Fiança no valor de US$ 500 mil foi estabelecida para cada um; o casal foi indiciado por homicídio culposo após facilitar o acesso do filho à arma e não contribuir posteriormente com as investigações

Redação, O Estado de S.Paulo

04 de dezembro de 2021 | 05h37
Atualizado 04 de dezembro de 2021 | 15h17

DETROIT - Os pais do adolescente Ethan Crumbley, de 15 anos, acusado de atirar e matar quatro colegas de classe em uma escola do Estado americano de Michigan foram presos depois de serem encontrados escondidos em um prédio comercial em Detroit. Em uma audiência virtual, uma juíza, citando risco de fuga, determinou que eles continuem sob custódia policial e fixou uma fiança de US$ 500 mil para cada um. 

Jennifer e James Crumbley se declararam inocentes de quatro acusações de homicídio involuntário, aparecendo separadamente via webcam em uma acusação virtual de 35 minutos em que a acusação e a defesa entraram em confronto para saber se os pais forneceram acesso fácil à arma que as autoridades dizem ter sido usada no crime. Ethan está preso. 

“Este é um ataque a tiros sério, horrível e terrível, e afetou toda a comunidade”, disse a promotora do Condado de Oakland, Karen McDonald, acrescentando que a probabilidade de condenação é “forte”. “E esses dois indivíduos poderiam ter impedido (o ataque).”

O ataque a tiros ocorreu em Oxford, pequeno povoado 65 km ao norte de Detroit. A polícia informou ter recebido mais de cem telefonemas ao serviço de emergência 911 pouco após o meio dia, e que o atirador fez entre 15 e 20 disparos durante cinco minutos com uma pistola semiautomática, com mais de um carregador. 

Os pais do adolescente foram acusados de facilitar que o menino tivesse fácil acesso à arma e não contribuíram posteriormente com as investigações. James comprou a pistola semiautomática usada pelo seu filho, uma Sig Sauer de nove milímetros, quatro dias antes da tragédia, no dia de Black Friday depois do feriado de Ação de Graças.

 

Os promotores alegam que os pais compraram a arma para o filho e que Jennifer Crumbley se gabou nas redes sociais de levar o filho a um campo de tiro para experimentá-la. As autoridades também dizem que os pais de Ethan deixaram a arma destravada e se esqueceram de agir devido às preocupações expressas por funcionários da escola de que ele poderia agir de forma violenta.
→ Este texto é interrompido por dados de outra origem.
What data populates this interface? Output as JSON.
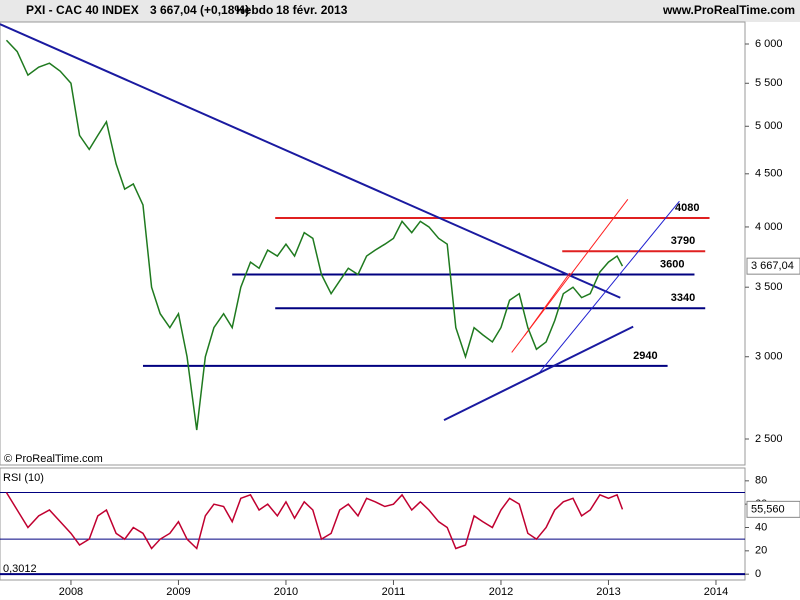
{
  "header": {
    "symbol": "PXI - CAC 40 INDEX",
    "quote": "3 667,04 (+0,18%)",
    "period": "Hebdo",
    "date": "18 févr. 2013",
    "site": "www.ProRealTime.com"
  },
  "chart_data": [
    {
      "type": "line",
      "log_scale": true,
      "copyright": "© ProRealTime.com",
      "x": [
        2007.4,
        2007.5,
        2007.6,
        2007.7,
        2007.8,
        2007.9,
        2008.0,
        2008.08,
        2008.17,
        2008.25,
        2008.33,
        2008.42,
        2008.5,
        2008.58,
        2008.67,
        2008.75,
        2008.83,
        2008.92,
        2009.0,
        2009.08,
        2009.17,
        2009.25,
        2009.33,
        2009.42,
        2009.5,
        2009.58,
        2009.67,
        2009.75,
        2009.83,
        2009.92,
        2010.0,
        2010.08,
        2010.17,
        2010.25,
        2010.33,
        2010.42,
        2010.5,
        2010.58,
        2010.67,
        2010.75,
        2010.83,
        2010.92,
        2011.0,
        2011.08,
        2011.17,
        2011.25,
        2011.33,
        2011.42,
        2011.5,
        2011.58,
        2011.67,
        2011.75,
        2011.83,
        2011.92,
        2012.0,
        2012.08,
        2012.17,
        2012.25,
        2012.33,
        2012.42,
        2012.5,
        2012.58,
        2012.67,
        2012.75,
        2012.83,
        2012.92,
        2013.0,
        2013.08,
        2013.13
      ],
      "series": [
        {
          "color": "#1f7a1f",
          "values": [
            6050,
            5900,
            5600,
            5700,
            5750,
            5650,
            5500,
            4900,
            4750,
            4900,
            5050,
            4600,
            4350,
            4400,
            4200,
            3500,
            3300,
            3200,
            3300,
            3000,
            2550,
            3000,
            3200,
            3300,
            3200,
            3500,
            3700,
            3650,
            3800,
            3750,
            3850,
            3750,
            3950,
            3900,
            3600,
            3450,
            3550,
            3650,
            3600,
            3750,
            3800,
            3850,
            3900,
            4050,
            3950,
            4050,
            4000,
            3900,
            3850,
            3200,
            3000,
            3200,
            3150,
            3100,
            3200,
            3400,
            3450,
            3200,
            3050,
            3100,
            3250,
            3450,
            3500,
            3420,
            3450,
            3620,
            3700,
            3750,
            3667.04
          ],
          "last_label": "3 667,04"
        }
      ],
      "xlim": [
        2007.34,
        2014.27
      ],
      "xticks": [
        2008,
        2009,
        2010,
        2011,
        2012,
        2013,
        2014
      ],
      "ylim": [
        2360,
        6300
      ],
      "yticks": [
        {
          "value": 2500,
          "label": "2 500"
        },
        {
          "value": 3000,
          "label": "3 000"
        },
        {
          "value": 3500,
          "label": "3 500"
        },
        {
          "value": 4000,
          "label": "4 000"
        },
        {
          "value": 4500,
          "label": "4 500"
        },
        {
          "value": 5000,
          "label": "5 000"
        },
        {
          "value": 5500,
          "label": "5 500"
        },
        {
          "value": 6000,
          "label": "6 000"
        }
      ],
      "levels": [
        {
          "value": 4080,
          "color": "#e02020",
          "x": [
            2009.9,
            2013.94
          ]
        },
        {
          "value": 3790,
          "color": "#e02020",
          "x": [
            2012.57,
            2013.9
          ]
        },
        {
          "value": 3600,
          "color": "#000080",
          "x": [
            2009.5,
            2013.8
          ]
        },
        {
          "value": 3340,
          "color": "#000080",
          "x": [
            2009.9,
            2013.9
          ]
        },
        {
          "value": 2940,
          "color": "#000080",
          "x": [
            2008.67,
            2013.55
          ]
        }
      ],
      "trendlines": [
        {
          "color": "#1a1aa0",
          "x": [
            2007.34,
            2013.11
          ],
          "y": [
            6270,
            3419
          ]
        },
        {
          "color": "#ff2020",
          "x": [
            2012.1,
            2013.18
          ],
          "y": [
            3029,
            4253
          ]
        },
        {
          "color": "#ff2020",
          "x": [
            2012.22,
            2012.64
          ],
          "y": [
            3144,
            3612
          ]
        },
        {
          "color": "#2020d0",
          "x": [
            2012.36,
            2013.66
          ],
          "y": [
            2898,
            4235
          ]
        },
        {
          "color": "#1a1aa0",
          "x": [
            2011.47,
            2013.23
          ],
          "y": [
            2607,
            3207
          ]
        }
      ]
    },
    {
      "type": "line",
      "title": "RSI (10)",
      "footer_label": "0,3012",
      "x": [
        2007.4,
        2007.5,
        2007.6,
        2007.7,
        2007.8,
        2007.9,
        2008.0,
        2008.08,
        2008.17,
        2008.25,
        2008.33,
        2008.42,
        2008.5,
        2008.58,
        2008.67,
        2008.75,
        2008.83,
        2008.92,
        2009.0,
        2009.08,
        2009.17,
        2009.25,
        2009.33,
        2009.42,
        2009.5,
        2009.58,
        2009.67,
        2009.75,
        2009.83,
        2009.92,
        2010.0,
        2010.08,
        2010.17,
        2010.25,
        2010.33,
        2010.42,
        2010.5,
        2010.58,
        2010.67,
        2010.75,
        2010.83,
        2010.92,
        2011.0,
        2011.08,
        2011.17,
        2011.25,
        2011.33,
        2011.42,
        2011.5,
        2011.58,
        2011.67,
        2011.75,
        2011.83,
        2011.92,
        2012.0,
        2012.08,
        2012.17,
        2012.25,
        2012.33,
        2012.42,
        2012.5,
        2012.58,
        2012.67,
        2012.75,
        2012.83,
        2012.92,
        2013.0,
        2013.08,
        2013.13
      ],
      "series": [
        {
          "color": "#c00030",
          "values": [
            70,
            55,
            40,
            50,
            55,
            45,
            35,
            25,
            30,
            50,
            55,
            35,
            30,
            40,
            35,
            22,
            30,
            35,
            45,
            30,
            22,
            50,
            60,
            58,
            45,
            65,
            68,
            55,
            60,
            50,
            62,
            48,
            62,
            55,
            30,
            35,
            55,
            60,
            50,
            65,
            62,
            58,
            60,
            68,
            55,
            62,
            55,
            45,
            40,
            22,
            25,
            50,
            45,
            40,
            55,
            65,
            60,
            35,
            30,
            40,
            55,
            62,
            65,
            50,
            55,
            68,
            65,
            68,
            55.56
          ],
          "last_label": "55,560"
        }
      ],
      "xlim": [
        2007.34,
        2014.27
      ],
      "ylim": [
        -5,
        91
      ],
      "yticks": [
        0,
        20,
        40,
        60,
        80
      ],
      "reference_lines": [
        30,
        70
      ]
    }
  ]
}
No dia do ataque, os Crumbleys foram chamados à escola devido a um bilhete preocupante de Ethan, em que havia o desenho de uma arma semiautomática. Os pais compareceram à escola, mas se recusaram a retirar Ethan das aulas aquele dia. A promotora destacou que os pais não olharam a mochila do menino para verificar se havia arma.

Horas depois de anunciar que o casal estava sendo acusado - um movimento extraordinariamente raro para responsabilizar os pais quando um menor usa uma arma em um ataque na escola - os policiais disseram que o casal havia desaparecido. Eles foram localizados durante a noite em um prédio comercial após uma extensa busca envolvendo cães policiais, policiais locais, entre outros, disseram as autoridades. 

A juíza do condado de Oakland, Julie A. Nicholson, concordou com o pedido da promotoria por uma fiança de US$ 500 mil para cada, declarando que o casal poderia representar um risco de fuga e ordenando aos pais que entregassem todas as armas ao escritório do xerife local se fossem libertados da prisão.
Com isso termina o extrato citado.